Гриша кивнул и вытащил из ящика, стоявшего под лавкой, бутылку коньяка.

— Если я играю с дилетантом, то да, я — мошенник. Это даже не игра — честный отъем денег у населения, как говорил небезызвестный вам Остап Бендер. А вот когда за стол садятся два профессионала… Здесь уже ловкость рук и всякие там примочки не помогут. В ход идут другие козыри — умная голова, память, выдержка. — Гриша разлил по стаканам коньяк и задумчиво произнес: — Вот этой самой выдержки мне иногда очень и очень не хватает. — Он сделал глоток, закурил и продолжал: — Так вот, я решил Слепня проверить… Взрезал новую колоду и уже на второй сдаче сделал заклад — положил ему в прикуп семерку и туза. С этими картами он выигрывал, с любыми другими — летел. Он взял прикуп, и я понял, что у него феноменальная память: все пятьдесят четыре рубашки он запоминал с первой раздачи.

Здесь бы мне, дураку, и остановиться, сказать: «Стоп, Гриша, приехали», но я уже завелся, и он обобрал меня до нитки… Тошно, конечно, но что поделаешь, такова спортивная жизнь: сегодня — пусто, завтра — густо. Собрался я было домой, но… «на ту беду лиса близехонько бежала…» — Гриша прошел к холодильнику и достал кусок любительской колбасы. — Извините, больше ничего нет: девки все сожрали.

— Бог с ними, — сказал Скоков. — Лиса… Это кто?

— Машка. Она частенько со мной по злачным местам ездила — себя показать, людей посмотреть. Ей до сих пор интересно, как это за одну ночь можно проиграть или выиграть столько, сколько другой за всю жизнь не зарабатывает. Так вот, Машка подкатывает ко мне и спрашивает: «Отыграться хочешь?» — «Естественно». — «Тогда на меня поставь». Можете такое представить?

— Нет.

— И я не смог. Что к чему я сообразил ровно через неделю, когда она домой притопала… Оказывается, ей этот фраер очень понравился!

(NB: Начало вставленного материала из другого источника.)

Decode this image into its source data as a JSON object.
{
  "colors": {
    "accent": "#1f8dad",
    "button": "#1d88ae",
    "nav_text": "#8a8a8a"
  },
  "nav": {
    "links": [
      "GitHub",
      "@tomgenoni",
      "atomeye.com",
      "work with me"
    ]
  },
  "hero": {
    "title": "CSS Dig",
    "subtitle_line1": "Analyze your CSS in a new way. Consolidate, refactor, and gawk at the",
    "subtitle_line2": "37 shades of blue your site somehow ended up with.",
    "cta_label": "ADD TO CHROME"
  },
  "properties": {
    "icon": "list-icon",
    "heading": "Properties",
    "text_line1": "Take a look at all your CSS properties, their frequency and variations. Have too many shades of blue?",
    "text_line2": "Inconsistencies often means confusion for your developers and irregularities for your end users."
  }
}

Гриша выпил, закусил колбасой, и Скоков поразился произошедшей в нем перемене: только что еле на ногах держался и вдруг — трезв как стеклышко. Лишь наркотически блестят глаза да мелко подрагивают кончики длинных, музыкальных пальцев.

«Переживает», — подумал Скоков и, желая вернуть разговор в прежнее русло, спросил:

— Она поняла, что ты ее раскусил?

— Не знаю. Скорее всего нет — я дураком притворился.

— Ты ее любишь?

— Она меня устраивает. И я ее. — Гриша махнул рукой. — В общем, с тех пор мы стали друзьями, решив, что глупо разбегаться, когда вопрос стоит о выживании. Вдвоем выжить легче.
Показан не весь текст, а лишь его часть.